Similarly, the transparency parameter \(\beta \) for a client indicates the client’s consent in allowing provider to monitor tasks in virtual machine. The formulation of \(\beta \) is similar to \(\alpha \) except \(D_i\) here is determined by the consent of client. The transparency level of a client is determined using the value of \(\beta \) as: \(TL = \lceil l\beta \rceil \).

The pairwise transparency parameter \(\gamma \) represents transparency for a pair combining a provider and a client. The formulation of \(\gamma \) is similar to \(\alpha \) and \(\beta \) except \(D_i\) here is determined by the consent of both provider and client.

7 Evaluation

The goal of our evaluation is to (i) understand the storage and data transfer cost associated with provenance data, (ii) measure computational overhead introduced by the system and (iii) load test the system.

A single session of computation generates 15 KB (maximum) provenance data. This is the upper bound for both storage and data transfer. So, the storage cost and data transfer cost introduced by the system is a modest one.

We have implemented a logger (similar to the one described in Sect. 5) using Java. In a PC having 2.5 GHz Intel Core i-5 processor with 2.88 GB usable memory running Windows 7 operating system, the logger on average uses 12458 KB memory and 5 % of CPU.

We have implemented a prototype of proxy using PHP. We have tested the consistency of the proxy and have monitored its performance in terms of user response time. The results are shown in Fig. 4. We can see that with the increase in number of users, the average response time also increases drastically. To eliminate this bottleneck multiple proxies can be introduced.

Fig. 4.
figure 4

Number of users vs user response time

8 Limitations

The proposed system establishes trust among users and providers by introducing transparency.

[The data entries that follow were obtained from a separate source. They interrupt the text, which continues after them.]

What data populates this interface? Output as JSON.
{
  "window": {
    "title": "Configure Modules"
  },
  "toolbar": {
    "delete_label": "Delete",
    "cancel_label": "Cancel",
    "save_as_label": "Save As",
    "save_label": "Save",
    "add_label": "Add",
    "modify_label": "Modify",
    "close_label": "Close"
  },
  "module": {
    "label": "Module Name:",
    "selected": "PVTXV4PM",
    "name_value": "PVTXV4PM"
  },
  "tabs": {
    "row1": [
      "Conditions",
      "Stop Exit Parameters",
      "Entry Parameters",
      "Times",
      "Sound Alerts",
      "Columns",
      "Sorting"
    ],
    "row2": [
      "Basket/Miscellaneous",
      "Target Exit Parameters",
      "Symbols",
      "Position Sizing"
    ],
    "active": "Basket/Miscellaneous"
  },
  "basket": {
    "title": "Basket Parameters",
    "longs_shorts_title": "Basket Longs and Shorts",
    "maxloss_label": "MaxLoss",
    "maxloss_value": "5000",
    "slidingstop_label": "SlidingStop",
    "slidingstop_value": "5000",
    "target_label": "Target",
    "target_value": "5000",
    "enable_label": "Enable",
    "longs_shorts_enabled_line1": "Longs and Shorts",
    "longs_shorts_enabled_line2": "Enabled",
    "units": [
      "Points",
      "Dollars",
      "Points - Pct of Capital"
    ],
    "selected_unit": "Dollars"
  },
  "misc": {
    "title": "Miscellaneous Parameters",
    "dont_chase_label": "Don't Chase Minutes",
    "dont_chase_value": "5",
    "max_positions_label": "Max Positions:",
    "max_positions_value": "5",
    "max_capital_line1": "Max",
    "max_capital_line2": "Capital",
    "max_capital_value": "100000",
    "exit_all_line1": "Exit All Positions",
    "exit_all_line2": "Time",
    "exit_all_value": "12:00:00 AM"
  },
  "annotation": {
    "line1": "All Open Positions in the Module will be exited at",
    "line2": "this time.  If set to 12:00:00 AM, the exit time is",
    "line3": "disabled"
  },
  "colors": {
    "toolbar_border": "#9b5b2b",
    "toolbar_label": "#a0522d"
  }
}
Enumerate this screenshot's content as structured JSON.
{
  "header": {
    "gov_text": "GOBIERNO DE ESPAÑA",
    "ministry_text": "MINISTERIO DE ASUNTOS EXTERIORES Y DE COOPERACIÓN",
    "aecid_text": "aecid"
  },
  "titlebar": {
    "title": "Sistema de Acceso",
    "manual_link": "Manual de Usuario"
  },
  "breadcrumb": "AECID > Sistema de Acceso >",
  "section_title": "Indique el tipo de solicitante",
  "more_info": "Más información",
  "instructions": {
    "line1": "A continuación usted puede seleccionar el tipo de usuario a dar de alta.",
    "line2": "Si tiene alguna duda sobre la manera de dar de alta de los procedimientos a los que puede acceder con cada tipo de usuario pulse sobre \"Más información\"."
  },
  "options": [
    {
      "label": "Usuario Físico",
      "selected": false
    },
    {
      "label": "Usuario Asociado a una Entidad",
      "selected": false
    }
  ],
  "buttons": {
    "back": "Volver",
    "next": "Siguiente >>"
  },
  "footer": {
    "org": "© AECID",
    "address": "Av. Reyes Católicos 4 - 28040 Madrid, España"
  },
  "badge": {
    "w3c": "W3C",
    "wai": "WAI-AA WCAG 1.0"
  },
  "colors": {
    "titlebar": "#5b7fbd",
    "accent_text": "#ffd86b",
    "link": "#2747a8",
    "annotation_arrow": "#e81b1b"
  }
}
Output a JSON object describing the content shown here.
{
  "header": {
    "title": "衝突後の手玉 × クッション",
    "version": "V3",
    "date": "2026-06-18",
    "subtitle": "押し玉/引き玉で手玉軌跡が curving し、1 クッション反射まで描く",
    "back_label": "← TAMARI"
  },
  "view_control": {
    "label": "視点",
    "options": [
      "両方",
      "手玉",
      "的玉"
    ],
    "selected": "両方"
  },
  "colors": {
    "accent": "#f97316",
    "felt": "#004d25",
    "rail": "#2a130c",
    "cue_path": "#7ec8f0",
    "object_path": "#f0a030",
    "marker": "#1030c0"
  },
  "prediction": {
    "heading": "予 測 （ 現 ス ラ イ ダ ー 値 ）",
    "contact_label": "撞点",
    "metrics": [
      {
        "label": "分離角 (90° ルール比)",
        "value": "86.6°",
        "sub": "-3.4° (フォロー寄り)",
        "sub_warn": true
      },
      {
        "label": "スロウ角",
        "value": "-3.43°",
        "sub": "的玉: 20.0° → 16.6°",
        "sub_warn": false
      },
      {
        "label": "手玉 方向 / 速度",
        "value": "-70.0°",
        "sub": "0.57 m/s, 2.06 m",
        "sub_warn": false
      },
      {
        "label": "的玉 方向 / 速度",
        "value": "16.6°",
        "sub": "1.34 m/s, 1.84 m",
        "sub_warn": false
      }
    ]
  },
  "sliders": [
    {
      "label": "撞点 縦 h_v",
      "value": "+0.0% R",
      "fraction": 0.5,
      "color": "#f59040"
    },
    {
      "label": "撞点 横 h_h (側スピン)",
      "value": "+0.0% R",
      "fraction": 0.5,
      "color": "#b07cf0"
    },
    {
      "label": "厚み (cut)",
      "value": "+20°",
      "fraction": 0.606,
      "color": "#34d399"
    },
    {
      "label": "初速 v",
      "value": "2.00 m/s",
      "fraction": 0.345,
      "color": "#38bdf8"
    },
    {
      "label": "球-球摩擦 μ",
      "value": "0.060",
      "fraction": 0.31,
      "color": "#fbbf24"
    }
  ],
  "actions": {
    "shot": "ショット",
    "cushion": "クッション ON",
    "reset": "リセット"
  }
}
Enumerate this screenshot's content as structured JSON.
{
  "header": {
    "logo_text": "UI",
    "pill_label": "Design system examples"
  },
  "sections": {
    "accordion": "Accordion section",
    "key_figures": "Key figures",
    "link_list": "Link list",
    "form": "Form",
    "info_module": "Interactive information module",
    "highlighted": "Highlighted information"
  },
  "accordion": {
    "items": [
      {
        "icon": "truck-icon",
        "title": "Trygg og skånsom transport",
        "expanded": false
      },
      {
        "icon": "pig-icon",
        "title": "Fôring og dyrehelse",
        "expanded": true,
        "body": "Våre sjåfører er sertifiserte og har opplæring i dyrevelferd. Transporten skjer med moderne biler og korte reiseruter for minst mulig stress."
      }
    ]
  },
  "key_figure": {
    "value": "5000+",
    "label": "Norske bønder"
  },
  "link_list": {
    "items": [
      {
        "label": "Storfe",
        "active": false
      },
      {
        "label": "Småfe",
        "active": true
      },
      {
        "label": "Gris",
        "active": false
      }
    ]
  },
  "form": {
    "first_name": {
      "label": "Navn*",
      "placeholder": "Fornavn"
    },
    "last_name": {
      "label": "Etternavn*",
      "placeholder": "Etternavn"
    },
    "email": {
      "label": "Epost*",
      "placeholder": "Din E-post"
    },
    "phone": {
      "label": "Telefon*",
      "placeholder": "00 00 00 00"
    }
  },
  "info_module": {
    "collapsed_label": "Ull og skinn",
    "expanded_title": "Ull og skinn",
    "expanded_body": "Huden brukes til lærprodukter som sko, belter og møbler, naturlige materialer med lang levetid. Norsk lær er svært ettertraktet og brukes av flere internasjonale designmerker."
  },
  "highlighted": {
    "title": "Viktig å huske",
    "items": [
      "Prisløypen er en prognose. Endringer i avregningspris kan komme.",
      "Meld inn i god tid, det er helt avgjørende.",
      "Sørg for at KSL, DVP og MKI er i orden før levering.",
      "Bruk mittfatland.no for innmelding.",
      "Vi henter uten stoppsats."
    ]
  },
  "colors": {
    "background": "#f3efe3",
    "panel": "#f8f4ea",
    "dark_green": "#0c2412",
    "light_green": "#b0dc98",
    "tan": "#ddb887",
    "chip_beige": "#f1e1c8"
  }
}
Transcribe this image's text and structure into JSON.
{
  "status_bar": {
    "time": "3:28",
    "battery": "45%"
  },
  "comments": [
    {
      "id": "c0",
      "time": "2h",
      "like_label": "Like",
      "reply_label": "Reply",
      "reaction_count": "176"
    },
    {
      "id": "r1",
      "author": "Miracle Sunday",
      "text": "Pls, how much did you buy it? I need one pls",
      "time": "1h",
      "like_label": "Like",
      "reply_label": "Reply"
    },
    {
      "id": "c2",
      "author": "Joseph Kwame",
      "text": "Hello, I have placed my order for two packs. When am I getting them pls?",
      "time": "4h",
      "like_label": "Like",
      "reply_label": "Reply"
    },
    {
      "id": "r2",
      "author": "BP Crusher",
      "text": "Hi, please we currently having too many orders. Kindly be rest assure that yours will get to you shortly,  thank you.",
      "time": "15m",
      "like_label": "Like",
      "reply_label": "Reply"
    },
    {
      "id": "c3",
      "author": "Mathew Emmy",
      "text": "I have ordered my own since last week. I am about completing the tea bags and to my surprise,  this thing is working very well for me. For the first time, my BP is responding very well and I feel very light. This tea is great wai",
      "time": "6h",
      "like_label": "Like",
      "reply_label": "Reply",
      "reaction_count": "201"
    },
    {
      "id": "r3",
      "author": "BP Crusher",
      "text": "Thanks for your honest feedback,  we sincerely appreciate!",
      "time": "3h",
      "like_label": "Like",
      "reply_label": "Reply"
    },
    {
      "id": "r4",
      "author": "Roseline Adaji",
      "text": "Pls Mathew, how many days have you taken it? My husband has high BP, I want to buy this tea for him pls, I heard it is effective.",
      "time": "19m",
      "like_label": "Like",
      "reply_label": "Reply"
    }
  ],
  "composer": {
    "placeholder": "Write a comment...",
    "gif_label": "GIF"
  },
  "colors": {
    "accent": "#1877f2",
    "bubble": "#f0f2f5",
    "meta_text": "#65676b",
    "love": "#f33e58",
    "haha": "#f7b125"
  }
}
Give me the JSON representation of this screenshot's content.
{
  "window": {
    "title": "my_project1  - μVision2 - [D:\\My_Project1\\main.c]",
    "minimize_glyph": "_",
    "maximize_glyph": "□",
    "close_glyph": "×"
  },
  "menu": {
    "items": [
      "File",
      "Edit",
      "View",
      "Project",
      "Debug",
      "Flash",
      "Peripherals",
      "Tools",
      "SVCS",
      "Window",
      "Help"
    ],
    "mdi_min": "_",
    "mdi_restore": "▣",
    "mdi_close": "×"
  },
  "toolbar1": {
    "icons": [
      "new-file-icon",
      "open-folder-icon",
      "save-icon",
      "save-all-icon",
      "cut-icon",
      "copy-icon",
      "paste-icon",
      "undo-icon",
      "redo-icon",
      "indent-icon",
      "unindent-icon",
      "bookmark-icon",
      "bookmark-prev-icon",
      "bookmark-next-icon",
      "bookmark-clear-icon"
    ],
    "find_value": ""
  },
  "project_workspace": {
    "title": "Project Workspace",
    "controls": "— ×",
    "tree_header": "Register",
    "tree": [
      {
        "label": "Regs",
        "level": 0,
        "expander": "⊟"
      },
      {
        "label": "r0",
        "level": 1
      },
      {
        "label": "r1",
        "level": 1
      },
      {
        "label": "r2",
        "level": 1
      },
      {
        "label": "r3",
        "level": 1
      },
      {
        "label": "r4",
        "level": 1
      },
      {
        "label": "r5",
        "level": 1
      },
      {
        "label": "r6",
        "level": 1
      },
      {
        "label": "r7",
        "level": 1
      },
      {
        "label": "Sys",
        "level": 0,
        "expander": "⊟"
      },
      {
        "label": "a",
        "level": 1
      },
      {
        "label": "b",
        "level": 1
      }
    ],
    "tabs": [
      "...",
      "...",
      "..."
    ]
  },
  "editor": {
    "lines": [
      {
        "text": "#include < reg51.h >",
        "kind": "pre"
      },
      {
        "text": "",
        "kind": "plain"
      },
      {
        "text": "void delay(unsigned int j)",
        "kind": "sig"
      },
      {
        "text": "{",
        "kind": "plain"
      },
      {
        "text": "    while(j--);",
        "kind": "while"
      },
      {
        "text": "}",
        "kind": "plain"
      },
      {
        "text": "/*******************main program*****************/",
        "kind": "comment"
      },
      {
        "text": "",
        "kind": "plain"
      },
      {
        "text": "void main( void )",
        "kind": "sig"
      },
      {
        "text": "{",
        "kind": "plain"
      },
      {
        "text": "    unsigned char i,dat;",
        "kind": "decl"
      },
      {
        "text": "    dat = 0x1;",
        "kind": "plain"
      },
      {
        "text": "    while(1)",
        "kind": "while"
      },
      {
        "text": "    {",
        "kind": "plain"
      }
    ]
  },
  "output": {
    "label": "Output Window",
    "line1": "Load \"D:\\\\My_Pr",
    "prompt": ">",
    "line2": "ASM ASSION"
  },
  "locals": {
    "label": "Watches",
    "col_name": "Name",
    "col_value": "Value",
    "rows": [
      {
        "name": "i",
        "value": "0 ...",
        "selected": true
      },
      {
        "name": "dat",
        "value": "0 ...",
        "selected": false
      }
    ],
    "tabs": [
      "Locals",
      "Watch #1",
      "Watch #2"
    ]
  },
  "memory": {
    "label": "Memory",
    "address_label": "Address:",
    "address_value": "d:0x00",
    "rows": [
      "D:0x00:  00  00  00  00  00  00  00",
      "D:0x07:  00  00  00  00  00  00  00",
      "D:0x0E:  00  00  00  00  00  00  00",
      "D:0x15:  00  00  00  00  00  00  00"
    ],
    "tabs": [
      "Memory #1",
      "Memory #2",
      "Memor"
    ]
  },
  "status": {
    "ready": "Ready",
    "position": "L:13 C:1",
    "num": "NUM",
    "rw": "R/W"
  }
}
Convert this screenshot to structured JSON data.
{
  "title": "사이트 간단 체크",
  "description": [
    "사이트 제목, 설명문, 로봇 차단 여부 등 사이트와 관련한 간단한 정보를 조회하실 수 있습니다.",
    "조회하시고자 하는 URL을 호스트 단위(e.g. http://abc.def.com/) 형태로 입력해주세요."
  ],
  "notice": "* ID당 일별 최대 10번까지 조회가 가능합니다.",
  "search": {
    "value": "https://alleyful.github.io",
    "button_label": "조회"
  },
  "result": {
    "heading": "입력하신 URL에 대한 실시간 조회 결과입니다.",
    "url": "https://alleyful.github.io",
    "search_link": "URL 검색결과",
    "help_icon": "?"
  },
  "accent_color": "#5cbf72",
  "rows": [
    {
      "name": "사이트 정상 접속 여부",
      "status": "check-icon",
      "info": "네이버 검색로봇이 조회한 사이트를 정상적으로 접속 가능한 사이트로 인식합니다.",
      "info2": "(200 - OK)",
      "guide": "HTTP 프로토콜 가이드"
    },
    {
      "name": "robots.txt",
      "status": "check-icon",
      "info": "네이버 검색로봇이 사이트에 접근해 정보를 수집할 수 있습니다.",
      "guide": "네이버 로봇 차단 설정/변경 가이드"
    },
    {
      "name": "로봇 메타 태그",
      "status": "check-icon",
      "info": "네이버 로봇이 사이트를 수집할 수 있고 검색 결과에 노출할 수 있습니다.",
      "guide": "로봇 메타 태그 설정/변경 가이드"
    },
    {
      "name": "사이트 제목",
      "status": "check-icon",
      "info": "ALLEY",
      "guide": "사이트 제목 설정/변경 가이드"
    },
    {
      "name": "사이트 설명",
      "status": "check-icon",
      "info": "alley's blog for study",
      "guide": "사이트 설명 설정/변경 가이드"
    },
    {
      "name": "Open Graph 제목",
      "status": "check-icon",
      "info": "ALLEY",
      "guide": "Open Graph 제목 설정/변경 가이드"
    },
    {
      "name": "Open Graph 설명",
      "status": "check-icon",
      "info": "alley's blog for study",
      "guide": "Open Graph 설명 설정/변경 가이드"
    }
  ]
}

This transparency is reflected by pairwise transparency parameter \(\gamma \). If the value of \(\gamma \) is low for majority of the pairs (of provider and client) due to Security Through Obscurity principle adopted by provider or client, the availed transparency will not be as expected. As a result, the system will fail to serve its purpose of establishing trust. One of the elements of provenance record, \(W_i\) involves work description of the user. Hasty users may provide insufficient details in case of such information.

9 Future Work

In future, we would like to incorporate X.509 certificates to (i) prove a user is indeed bona fide, (ii) maintain authenticity of provenance records. A similar concept is found in grid computing. The Globus [25] security model uses X.509 certificates. We would also like to implement multiple proxy system that will eliminate the bottlenecks associated with single proxy (e.g., single point of failure).

10 Conclusion

Establishing trust among the users and cloud providers is a challenging task. Users now-a-days run varieties of complex applications on cloud computing platform. These applications are not only sophisticated in nature but they also exploit the vulnerabilities of cyber crime using cloud platform. Hence, proper monitoring of processing tasks in cloud has become a key concern. To ensure proper monitoring of computational tasks (to prevent malicious activities) and establish trust among users and providers (by introducing transparency), computational provenance records are required. In this paper, we present a middleware service AntiqueData proxy that serves the above purposes by maintaining computational provenance records.